Ca y’est ! On est maintenant dans la dernière ligne droite, alors que Panda Panda planche sérieusement sur son Top 2009, retour sur une chanson qui aura marqué votre serviteur. Et cette chanson, c’est Neon Indian qui en est responsable, appartenant à ce qui se dessine comme un nouveau courant musical, ce groupe texan fait ce qu’on appelle de l’Hypnagogic Pop ou de la Glo-Fi. Derrière ces noms sans aucun sens, il fallait comprendre que Neon Indian est en fait un groupe d’électro-pop brassant les époques et tout particulièrement celle des années 80 et 70 le tout sur fond d’une production sans le sou. Tout comme ses petits camarades Delorean et Memory Tapes appartenant à la même mouvance, on n’évite pas les titres « limite, limite » musicalement ce qui est ennuyeux quand on a un album d’une dizaine de titres. Pourtant, Alan Palomo, tête pensante des Neon Indian s’en sort mieux que ses deux congénères grâce à deux morceaux. Le premier, Deadbeat Summer qui les a fait connaître auprès de tous et qui sous ses allures de chanson tordue et étrange possède une vraie mélodie tubesque qui sent bon le sable chaud. Le second et en écoute aujourd’hui est un poil plus classique mais il vous donnera sûrement une idée de ce qu’est Neon Indian. Si Should Have Taken Acid With You peut paraître plus anodin que sa sœur, elle possède cette étrange beauté, caché derrière des tonnes d’effets au synthé, la voix si mélancolique nous souffle sa « chanson d’amour » sur une ritournelle qui trottera sans aucun doute dans plus d’une tête.
Extrait de l'album : Psychic Chasms sortie le : 13 octobre 2009 Label : Lefse En écoute dans le lecteur à droite Myspace Une chronique du Marsupilami et de Krisdans le mur du son.

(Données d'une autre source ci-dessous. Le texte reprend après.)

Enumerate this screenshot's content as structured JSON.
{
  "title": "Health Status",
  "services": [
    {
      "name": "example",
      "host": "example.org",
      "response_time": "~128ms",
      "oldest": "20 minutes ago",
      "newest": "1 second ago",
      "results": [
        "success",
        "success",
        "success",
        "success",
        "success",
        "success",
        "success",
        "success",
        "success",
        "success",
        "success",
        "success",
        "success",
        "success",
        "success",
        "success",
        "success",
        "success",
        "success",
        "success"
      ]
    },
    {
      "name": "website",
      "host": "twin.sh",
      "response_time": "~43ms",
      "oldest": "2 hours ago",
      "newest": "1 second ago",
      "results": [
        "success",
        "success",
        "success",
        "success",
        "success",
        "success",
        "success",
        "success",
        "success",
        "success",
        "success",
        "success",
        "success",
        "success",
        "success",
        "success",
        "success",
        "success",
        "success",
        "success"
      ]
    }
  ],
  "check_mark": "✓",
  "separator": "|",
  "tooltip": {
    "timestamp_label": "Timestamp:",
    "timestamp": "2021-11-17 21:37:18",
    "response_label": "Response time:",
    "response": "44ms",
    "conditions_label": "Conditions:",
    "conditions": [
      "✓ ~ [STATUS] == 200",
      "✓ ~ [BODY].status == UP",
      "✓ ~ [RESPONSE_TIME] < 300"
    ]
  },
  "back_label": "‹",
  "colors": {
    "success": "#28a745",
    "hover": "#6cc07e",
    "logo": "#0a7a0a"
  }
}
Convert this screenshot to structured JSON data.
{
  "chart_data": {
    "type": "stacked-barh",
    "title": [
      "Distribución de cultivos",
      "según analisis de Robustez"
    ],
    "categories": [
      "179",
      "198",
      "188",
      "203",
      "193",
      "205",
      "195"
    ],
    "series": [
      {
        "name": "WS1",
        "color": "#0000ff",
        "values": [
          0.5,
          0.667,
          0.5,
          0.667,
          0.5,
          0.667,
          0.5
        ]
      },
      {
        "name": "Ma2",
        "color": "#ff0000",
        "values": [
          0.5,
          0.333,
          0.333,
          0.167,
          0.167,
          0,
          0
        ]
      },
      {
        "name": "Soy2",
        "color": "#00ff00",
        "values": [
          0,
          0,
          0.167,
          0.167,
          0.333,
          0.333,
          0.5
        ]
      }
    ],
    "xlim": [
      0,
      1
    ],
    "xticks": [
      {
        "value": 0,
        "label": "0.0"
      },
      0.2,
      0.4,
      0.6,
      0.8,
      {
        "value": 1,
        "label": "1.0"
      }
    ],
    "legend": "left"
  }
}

Histoire d’en rajouter, une couche, Animal Collective revient avec un Ep rassemblant cinq chansons inédites issues de la même session studio que Merriweather Post Pavilion. Résultat ? Si on n’arrive pas au niveau de ce dernier, Animal Collective avaient gardé quelques pépites sous le manteau comme Graze et son final ressemblant à de la musique Péruvienne Tropicale ! Mais le clou de ce Fall Be Kind est sans aucun doute What Would I Want? Sky. Une pépite dont eux seul en ont le secret et où Avey Tare laisse tomber les effets pour chanter d’une voix nue, encore une fois, c’est une grande chanson pop qui n’avait peut être pas sa place sur l’aquatique Merriweather Post Pavilion mais dans leur panthéon personnel sans aucun doute. Si on n’a pas leur meilleur EP à cause de quelques longueurs (Prospect Hummer est définitivement grandiose) on tient là une belle conclusion pour cette année 2009 qui avait commencé sur les chapeaux de roues grâce à eux.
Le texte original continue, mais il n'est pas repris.